While yet another law blog isn't the grand undertaking of a new colony, in this cost-benefit world we live in, one ought to think seriously before devoting time to an enterprise that threatens to consume lots of time--and maybe have other costs as well. What might those other costs be? Well....
A while back over at the Leiter Reports, Professor Leiter took up Geoff Rapp's discussion of entry-level salary negotiation. Leiter converted the discussion into things that junior faculty can do to rock their boats. We're all our own worst enemies, of course. One struggle is to limit the damage that we do to ourselves. I think Leiter has some very sound advice along those lines. But that got me to thinking about a question that's been increasingly on my mind: is blogging good for the career of the legal academic who does it?
For obvious reasons, this question is important to me. I blog for a bunch of reasons. My primary goal over at propertyprof, where I'm a more or less permanent guest, is to help bring attention to important scholarship. I talk about scholarship that I've enjoyed--often times it's books, sometimes the books may be peripheral to property but they're ones that propertyprofs would probably really enjoy. At other times it's articles that I've read and enjoyed or thought about. I wish I had more time for that, because I enjoy participating in a community of scholars. Also, learning from scholarship is one of the great (few) joys of my life.
Along those lines, I've been talking about other scholarship (often on rankings--ok, ok, so that borders on the gossipy rather than scholarship. Actually, it crosses the border). Our friends over at elsblog have been kind enough to take that work on bar pass rates seriously (and on the Hylton rankings, too). Sometimes I've tried out a few of my half-baked (well, maybe still thawing) ideas--like aloha jurisprudence and "what missionaries thought about property law"--or suggested some student note topics. Sometimes the posts are on trends (or advice) in book publishing--a subject on which I have a great interest, but perhaps less knowledge.

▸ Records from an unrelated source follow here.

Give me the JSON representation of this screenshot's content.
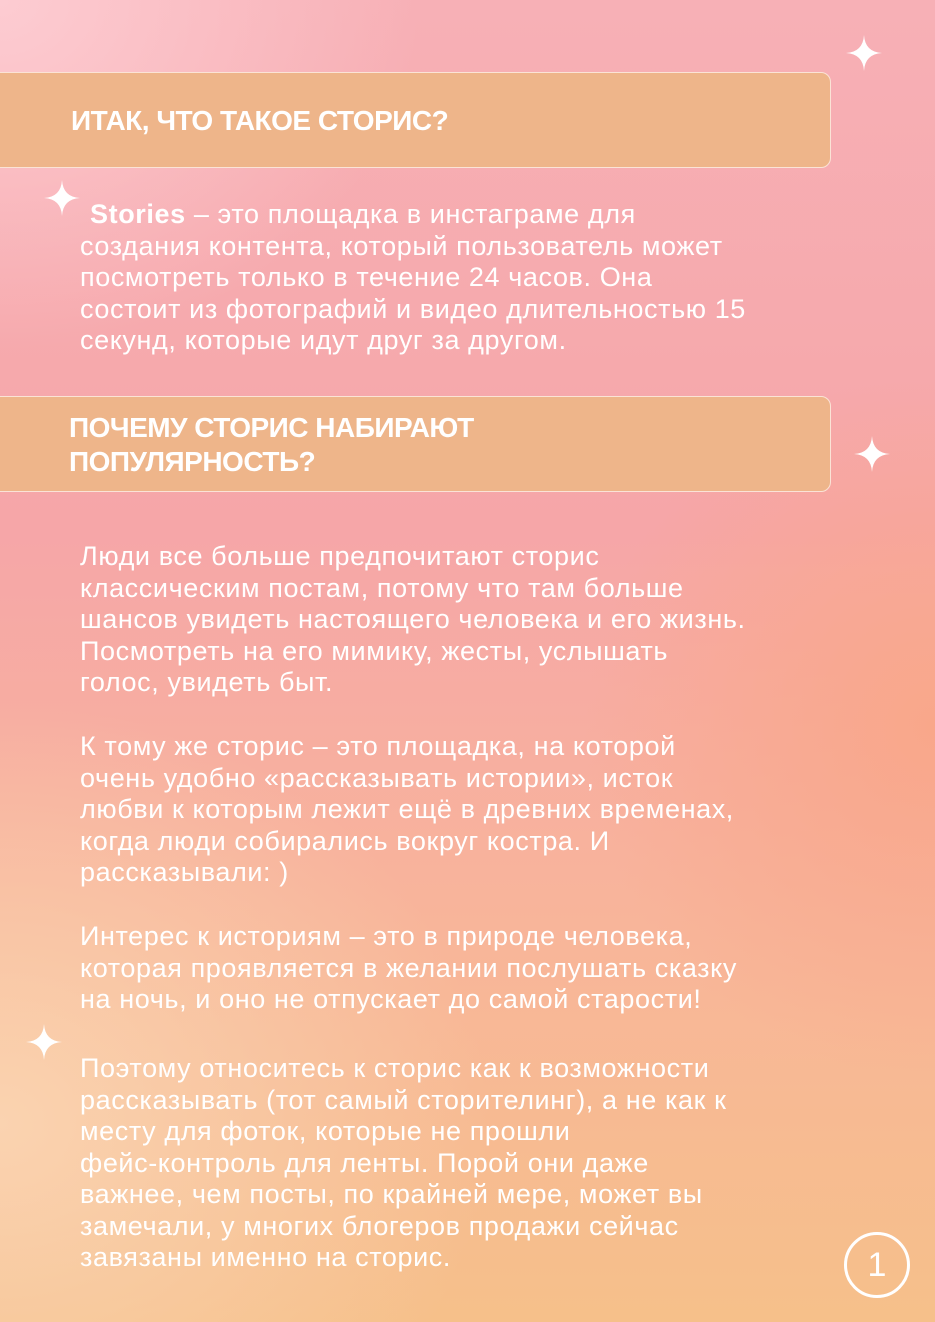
{
  "section1": {
    "heading": "ИТАК, ЧТО ТАКОЕ СТОРИС?",
    "term": "Stories",
    "lines": [
      " – это площадка в инстаграме для",
      "создания контента, который пользователь может",
      "посмотреть только в течение 24 часов. Она",
      "состоит из фотографий и видео длительностью 15",
      "секунд, которые идут друг за другом."
    ]
  },
  "section2": {
    "heading_lines": [
      "ПОЧЕМУ СТОРИС НАБИРАЮТ",
      "ПОПУЛЯРНОСТЬ?"
    ],
    "paragraphs": [
      [
        "Люди все больше предпочитают сторис",
        "классическим постам, потому что там больше",
        "шансов увидеть настоящего человека и его жизнь.",
        "Посмотреть на его мимику, жесты, услышать",
        "голос, увидеть быт."
      ],
      [
        "К тому же сторис – это площадка, на которой",
        "очень удобно «рассказывать истории», исток",
        "любви к которым лежит ещё в древних временах,",
        "когда люди собирались вокруг костра. И",
        "рассказывали: )"
      ],
      [
        "Интерес к историям – это в природе человека,",
        "которая проявляется в желании послушать сказку",
        "на ночь, и оно не отпускает до самой старости!"
      ],
      [
        "Поэтому относитесь к сторис как к возможности",
        "рассказывать (тот самый сторителинг), а не как к",
        "месту для фоток, которые не прошли",
        "фейс-контроль для ленты. Порой они даже",
        "важнее, чем посты, по крайней мере, может вы",
        "замечали, у многих блогеров продажи сейчас",
        "завязаны именно на сторис."
      ]
    ]
  },
  "page_number": "1",
  "colors": {
    "box": "#eeb58a",
    "text": "#ffffff"
  }
}
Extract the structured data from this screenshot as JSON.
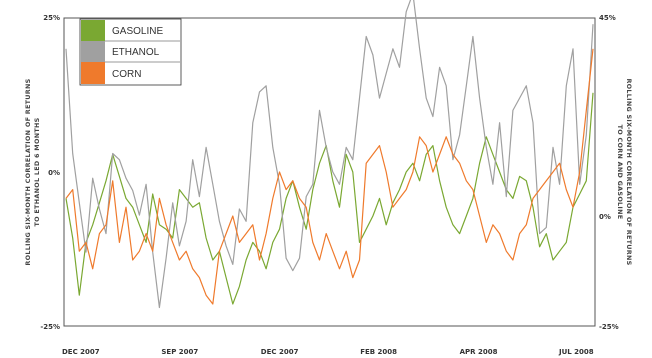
{
  "chart_data": {
    "type": "line",
    "title": "",
    "x_ticks": [
      "DEC 2007",
      "SEP 2007",
      "DEC 2007",
      "FEB 2008",
      "APR 2008",
      "JUL 2008"
    ],
    "left_axis": {
      "label_line1": "ROLLING SIX-MONTH CORRELATION OF RETURNS",
      "label_line2": "TO ETHANOL LED 6 MONTHS",
      "ticks": [
        "25%",
        "0%",
        "-25%"
      ],
      "range": [
        -25,
        25
      ]
    },
    "right_axis": {
      "label_line1": "ROLLING SIX-MONTH CORRELATION OF RETURNS",
      "label_line2": "TO CORN AND GASOLINE",
      "ticks": [
        "45%",
        "0%",
        "-25%"
      ],
      "range": [
        -25,
        45
      ]
    },
    "legend": {
      "position": "top-left"
    },
    "series": [
      {
        "name": "GASOLINE",
        "color": "#7aa832",
        "axis": "right",
        "values": [
          4,
          -5,
          -18,
          -6,
          -2,
          3,
          8,
          14,
          9,
          4,
          2,
          -2,
          -6,
          5,
          -2,
          -3,
          -5,
          6,
          4,
          2,
          3,
          -5,
          -10,
          -8,
          -14,
          -20,
          -16,
          -10,
          -6,
          -8,
          -12,
          -6,
          -3,
          4,
          8,
          2,
          -3,
          6,
          12,
          16,
          8,
          2,
          14,
          10,
          -6,
          -3,
          0,
          4,
          -2,
          3,
          6,
          10,
          12,
          8,
          14,
          16,
          8,
          2,
          -2,
          -4,
          0,
          4,
          12,
          18,
          14,
          10,
          6,
          4,
          9,
          8,
          2,
          -7,
          -4,
          -10,
          -8,
          -6,
          2,
          5,
          8,
          28
        ]
      },
      {
        "name": "ETHANOL",
        "color": "#a0a0a0",
        "axis": "left",
        "values": [
          20,
          3,
          -5,
          -13,
          -1,
          -6,
          -10,
          3,
          2,
          -1,
          -3,
          -7,
          -2,
          -13,
          -22,
          -14,
          -5,
          -12,
          -8,
          2,
          -4,
          4,
          -2,
          -8,
          -12,
          -15,
          -6,
          -8,
          8,
          13,
          14,
          4,
          -2,
          -14,
          -16,
          -14,
          -4,
          -2,
          10,
          4,
          0,
          -2,
          4,
          2,
          12,
          22,
          19,
          12,
          16,
          20,
          17,
          26,
          29,
          20,
          12,
          9,
          17,
          14,
          2,
          6,
          14,
          22,
          12,
          4,
          -2,
          8,
          -4,
          10,
          12,
          14,
          8,
          -10,
          -9,
          4,
          -2,
          14,
          20,
          -2,
          6,
          24
        ]
      },
      {
        "name": "CORN",
        "color": "#ef7a2c",
        "axis": "right",
        "values": [
          4,
          6,
          -8,
          -6,
          -12,
          -4,
          -2,
          8,
          -6,
          2,
          -10,
          -8,
          -4,
          -8,
          4,
          -2,
          -6,
          -10,
          -8,
          -12,
          -14,
          -18,
          -20,
          -8,
          -4,
          0,
          -6,
          -4,
          -2,
          -10,
          -4,
          4,
          10,
          6,
          8,
          4,
          2,
          -6,
          -10,
          -4,
          -8,
          -12,
          -8,
          -14,
          -10,
          12,
          14,
          16,
          10,
          2,
          4,
          6,
          10,
          18,
          16,
          10,
          14,
          18,
          14,
          12,
          8,
          6,
          0,
          -6,
          -2,
          -4,
          -8,
          -10,
          -4,
          -2,
          4,
          6,
          8,
          10,
          12,
          6,
          2,
          10,
          24,
          38
        ]
      }
    ]
  }
}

Then again, some of the posts are light-hearted: the relationship between fashion consulting and legal realism?! Humor's good now and then, but a little bit of it goes a long way. Sometimes I'll mull over posts for a really long time and vet them. (This one's been sitting on my hard drive for nearly a year as I've debated what to do with it.) Of course, the people I often ask are bloggers and I'm not sure they have the same standards of cautiousness that the rest of the legal academy does. Moreover, one needs to be careful about exposing too many light ideas or little-though-through ideas to the public light. Jim Lindgren gave me some very sound advice when I was first starting out: do the best you're capable of on talks. (I think his phrase was "ace your talks.") That probably applies in exponential form to blogging.
My hope and expectation is that the faculty lounge will have just the right balance of substance--talking about recent scholarship and other substantive subjects--with the light but interesting conversation that we all go to the lounge to get. But bloggers, in the effort to say interesting things, may take controversial stands--we may lose friends rather than gain them.
In this beginning, I have a question (and please, spare my ego--I don't want to know whether people think less of me!): what percentage of law bloggers hurt themselves by blogging? To paraphrase that famous Jim Morrison biography, does anyone get out alive?
I'm conscious that I'm raising this question, the question applies to me as well. And so I've asked a bunch of friends about this post. Not surprisingly, they all said some version of . . . "that's a great idea for a post!" And then followed it up with some defenses of blogging. Don't ask a barber if you need a haircut, or a blogger if blogging's a good idea, I guess....
Final note: Perhaps, as Brian Leiter's recently suggested, the end of (legal academic) blogging's upon us. And perhaps that's because people realize that (1) it's absurdly time consuming and (2) it's sometimes (often?) a bad career move. But perhaps there's a still a role for the good old-fashioned schmooze (partly substantive, partly gossipy but light and positive at the same time). I certainly think that as law reviews increase their blogs, that they're adapting to the new world and thus taking a slice of the blog traffic for themselves. Ah, amidst all the--largely justified--criticism of law reviews, we never said that they couldn't adapt. There's a reason they've been around for more than a century. Heck, they've outlasted the Interstate Commerce Commission!